This article was originally published on YourMississaugaBiz.com.
It’s a Mississauga landmark but the Marilyn Monroe towers have more than 100 units up for sale.
Residences in the Absolute World condo buildings are being off loaded due to high maintenance fees.
“From the price ranges of $230,000 for a 1-bedroom to $438,000, I’m getting 100 listings,” Local realtor Linda Pinizzotto told YourMississaugaBiz.com after quickly searching for available units online. “Wow.”
There is a total of 131 units for sale across all five buildings, a significant portion of which are in the iconic Marilyn towers.
The founder and president of the Condo Owners Association of Ontario said that the maintenance fees of some of the buildings near Hurontario Street and Burnhamthorpe Road were definitely higher than average.
Pinizzotto cited a unit at 90 Absolute with a value of $280,000 and maintenance fees running at $523. “That kind of makes me look at it and say, ‘Why?’” she said. “It’s not that old of a building for it to be that much.”
The skyscraper complex does have a 30,000 square foot recreation club, the cost of which is spread among all five of the buildings.
However, Pinizzotto said even with 5 percent inflation, that wouldn’t explain why a unit valued at $369,000 would have maintenance fees of $851.

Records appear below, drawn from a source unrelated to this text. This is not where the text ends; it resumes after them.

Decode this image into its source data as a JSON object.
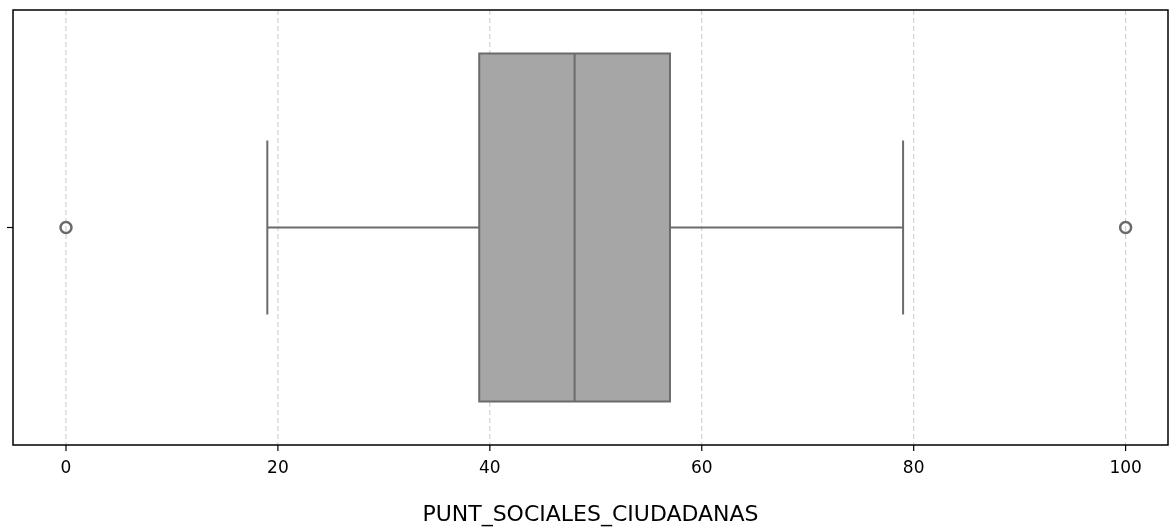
{
  "chart_data": {
    "type": "box",
    "orientation": "horizontal",
    "xlabel": "PUNT_SOCIALES_CIUDADANAS",
    "categories": [
      null
    ],
    "series": [
      {
        "color": "#a6a6a6",
        "boxes": [
          {
            "low": 19,
            "q1": 39,
            "median": 48,
            "q3": 57,
            "high": 79,
            "outliers": [
              0,
              100
            ]
          }
        ]
      }
    ],
    "xlim": [
      -5,
      104
    ],
    "xticks": [
      0,
      20,
      40,
      60,
      80,
      100
    ],
    "grid": "x"
  }
}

As a result, these units are all being sold at the same time, in an unusual case of one complex flooding the marketplace. And the sellers are a mixture of tenants and owners, which points to maintenance fees being the main concern rather than price per square foot.

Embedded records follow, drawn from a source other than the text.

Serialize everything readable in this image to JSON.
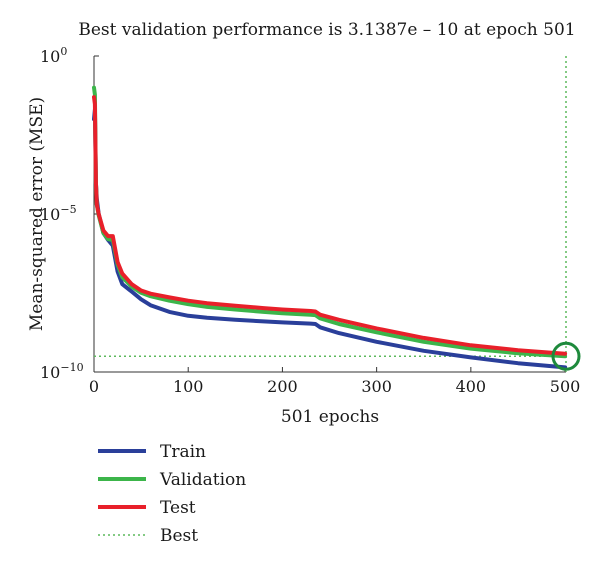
{
  "chart_data": {
    "type": "line",
    "title": "Best validation performance is 3.1387e – 10 at epoch 501",
    "xlabel": "501 epochs",
    "ylabel": "Mean-squared error (MSE)",
    "xlim": [
      0,
      501
    ],
    "ylim": [
      1e-10,
      1
    ],
    "yscale": "log",
    "x_ticks": [
      0,
      100,
      200,
      300,
      400,
      500
    ],
    "x_tick_labels": [
      "0",
      "100",
      "200",
      "300",
      "400",
      "500"
    ],
    "y_ticks": [
      {
        "value": 1,
        "base": "10",
        "exp": "0"
      },
      {
        "value": 1e-05,
        "base": "10",
        "exp": "−5"
      },
      {
        "value": 1e-10,
        "base": "10",
        "exp": "−10"
      }
    ],
    "grid": false,
    "legend_position": "bottom-left",
    "series": [
      {
        "name": "Train",
        "color": "#2a3f9a",
        "x": [
          0,
          1,
          2,
          3,
          5,
          10,
          15,
          20,
          25,
          30,
          40,
          50,
          60,
          80,
          100,
          120,
          150,
          180,
          200,
          230,
          235,
          240,
          260,
          300,
          350,
          400,
          450,
          500
        ],
        "y": [
          0.01,
          0.02,
          0.0001,
          3e-05,
          1e-05,
          2.5e-06,
          1.5e-06,
          1e-06,
          1.5e-07,
          6e-08,
          3.5e-08,
          2e-08,
          1.3e-08,
          8e-09,
          6e-09,
          5.2e-09,
          4.5e-09,
          4e-09,
          3.7e-09,
          3.4e-09,
          3.3e-09,
          2.6e-09,
          1.7e-09,
          9e-10,
          4.7e-10,
          2.9e-10,
          1.9e-10,
          1.4e-10
        ]
      },
      {
        "name": "Validation",
        "color": "#3cb54a",
        "x": [
          0,
          1,
          2,
          3,
          5,
          10,
          15,
          20,
          25,
          30,
          40,
          50,
          60,
          80,
          100,
          120,
          150,
          180,
          200,
          230,
          235,
          240,
          260,
          300,
          350,
          400,
          450,
          500
        ],
        "y": [
          0.1,
          0.06,
          0.0001,
          2e-05,
          9e-06,
          2.5e-06,
          1.6e-06,
          1.5e-06,
          2.5e-07,
          1e-07,
          5e-08,
          3.2e-08,
          2.5e-08,
          1.8e-08,
          1.4e-08,
          1.15e-08,
          9.5e-09,
          8e-09,
          7.2e-09,
          6.5e-09,
          6.3e-09,
          5e-09,
          3.3e-09,
          1.8e-09,
          9e-10,
          5.5e-10,
          3.9e-10,
          3.14e-10
        ]
      },
      {
        "name": "Test",
        "color": "#e8202a",
        "x": [
          0,
          1,
          2,
          3,
          5,
          10,
          15,
          20,
          25,
          30,
          40,
          50,
          60,
          80,
          100,
          120,
          150,
          180,
          200,
          230,
          235,
          240,
          260,
          300,
          350,
          400,
          450,
          500
        ],
        "y": [
          0.05,
          0.03,
          0.0001,
          2e-05,
          1e-05,
          3e-06,
          2e-06,
          2e-06,
          3e-07,
          1.3e-07,
          6e-08,
          3.8e-08,
          3e-08,
          2.3e-08,
          1.8e-08,
          1.5e-08,
          1.25e-08,
          1.05e-08,
          9.5e-09,
          8.5e-09,
          8.2e-09,
          6.5e-09,
          4.5e-09,
          2.4e-09,
          1.2e-09,
          7e-10,
          4.9e-10,
          3.8e-10
        ]
      }
    ],
    "best": {
      "name": "Best",
      "color": "#5cb85c",
      "epoch": 501,
      "value": 3.1387e-10
    }
  }
}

Pinizzotto said buyers currently looking to purchase a condominium should look to the resale market rather than projects still under development. “The price per square foot is much, much better to buy a larger unit for less money than a new construction market,” she said. “You can buy more for your money on the resale market.”

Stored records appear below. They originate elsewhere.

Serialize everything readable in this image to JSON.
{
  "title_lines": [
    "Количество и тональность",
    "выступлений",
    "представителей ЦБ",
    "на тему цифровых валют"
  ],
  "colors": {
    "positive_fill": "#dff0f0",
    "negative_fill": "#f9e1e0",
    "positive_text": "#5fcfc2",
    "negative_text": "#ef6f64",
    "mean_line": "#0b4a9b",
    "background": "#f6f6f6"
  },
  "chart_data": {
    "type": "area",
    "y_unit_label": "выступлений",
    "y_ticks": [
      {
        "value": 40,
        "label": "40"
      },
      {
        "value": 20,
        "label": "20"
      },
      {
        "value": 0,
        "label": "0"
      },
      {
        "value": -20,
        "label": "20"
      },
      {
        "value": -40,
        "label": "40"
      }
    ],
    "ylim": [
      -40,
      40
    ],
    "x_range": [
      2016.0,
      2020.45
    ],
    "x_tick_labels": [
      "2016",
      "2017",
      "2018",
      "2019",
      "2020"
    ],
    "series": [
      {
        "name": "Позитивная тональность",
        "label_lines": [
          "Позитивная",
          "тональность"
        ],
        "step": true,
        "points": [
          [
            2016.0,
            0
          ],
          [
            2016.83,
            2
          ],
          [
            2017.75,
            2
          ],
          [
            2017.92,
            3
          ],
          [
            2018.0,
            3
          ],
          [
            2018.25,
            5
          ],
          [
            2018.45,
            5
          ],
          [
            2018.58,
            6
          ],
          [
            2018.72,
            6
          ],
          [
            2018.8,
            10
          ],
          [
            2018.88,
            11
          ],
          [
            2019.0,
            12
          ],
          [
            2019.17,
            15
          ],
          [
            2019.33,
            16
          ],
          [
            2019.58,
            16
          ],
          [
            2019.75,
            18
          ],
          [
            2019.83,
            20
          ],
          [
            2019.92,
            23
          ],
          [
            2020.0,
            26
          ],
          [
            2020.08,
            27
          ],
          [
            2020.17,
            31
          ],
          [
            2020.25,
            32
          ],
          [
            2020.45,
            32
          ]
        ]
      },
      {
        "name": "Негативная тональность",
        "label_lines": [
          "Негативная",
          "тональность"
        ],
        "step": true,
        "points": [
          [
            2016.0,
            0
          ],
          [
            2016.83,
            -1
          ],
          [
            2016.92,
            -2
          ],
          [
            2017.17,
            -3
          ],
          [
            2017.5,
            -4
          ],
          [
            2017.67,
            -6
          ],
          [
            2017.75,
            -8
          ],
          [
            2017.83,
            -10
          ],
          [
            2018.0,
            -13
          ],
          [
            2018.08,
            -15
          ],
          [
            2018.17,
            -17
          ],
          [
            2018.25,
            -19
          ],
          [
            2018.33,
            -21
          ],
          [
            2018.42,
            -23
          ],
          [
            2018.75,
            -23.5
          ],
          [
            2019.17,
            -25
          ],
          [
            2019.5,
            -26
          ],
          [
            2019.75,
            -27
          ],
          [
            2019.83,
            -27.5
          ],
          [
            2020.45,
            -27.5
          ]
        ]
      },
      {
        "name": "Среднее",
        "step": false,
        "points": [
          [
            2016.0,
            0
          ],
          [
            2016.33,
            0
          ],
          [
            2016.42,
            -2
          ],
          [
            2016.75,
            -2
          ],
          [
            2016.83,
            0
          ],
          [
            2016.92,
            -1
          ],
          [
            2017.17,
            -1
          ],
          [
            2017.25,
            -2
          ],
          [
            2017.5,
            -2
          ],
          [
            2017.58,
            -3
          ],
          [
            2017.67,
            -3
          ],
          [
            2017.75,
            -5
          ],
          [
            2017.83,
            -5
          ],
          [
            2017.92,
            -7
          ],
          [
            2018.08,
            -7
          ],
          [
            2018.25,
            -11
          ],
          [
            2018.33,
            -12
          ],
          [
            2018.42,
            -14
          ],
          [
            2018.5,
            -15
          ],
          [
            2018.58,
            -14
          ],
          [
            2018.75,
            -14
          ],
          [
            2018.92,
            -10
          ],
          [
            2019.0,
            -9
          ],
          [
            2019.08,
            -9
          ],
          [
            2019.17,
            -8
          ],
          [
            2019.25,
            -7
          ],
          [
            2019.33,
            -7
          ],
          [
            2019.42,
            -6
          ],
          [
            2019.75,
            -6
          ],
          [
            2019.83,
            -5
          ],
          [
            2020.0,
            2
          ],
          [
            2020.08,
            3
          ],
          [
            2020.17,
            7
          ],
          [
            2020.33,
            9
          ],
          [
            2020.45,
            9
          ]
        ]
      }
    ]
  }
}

Pinizzotto said it’s also important to remember if someone is purchasing from a new construction project, they’re much more likely to have a dramatic increase in their maintenance fees in their second year of ownership. “It’s a very common thing to happen,” she said. “I’ve seen 55 per cent increase or 65 per cent increase in maintenance fees.”
A common reason why this happens is buyers simply don’t fully understand what they’re buying. “They don’t even know there’s a Condo Act and they certainly don’t look at the condo documents,” Pinizzotto said. “I’ve got a situation now where they didn’t know they owned the balcony, later on they have to repair it and were hit with a massive fee not knowing it was part of their ownership.”
Pinizzotto said that at least with resale units, whatever you see is what you buy.
Practicing due diligence, getting as much information as possible, including reports like status certificate, can also help protect buyers from making bad purchases. “You wouldn’t go out and buy a car and not anything about it,” she said. “So why do the same thing with a condo?”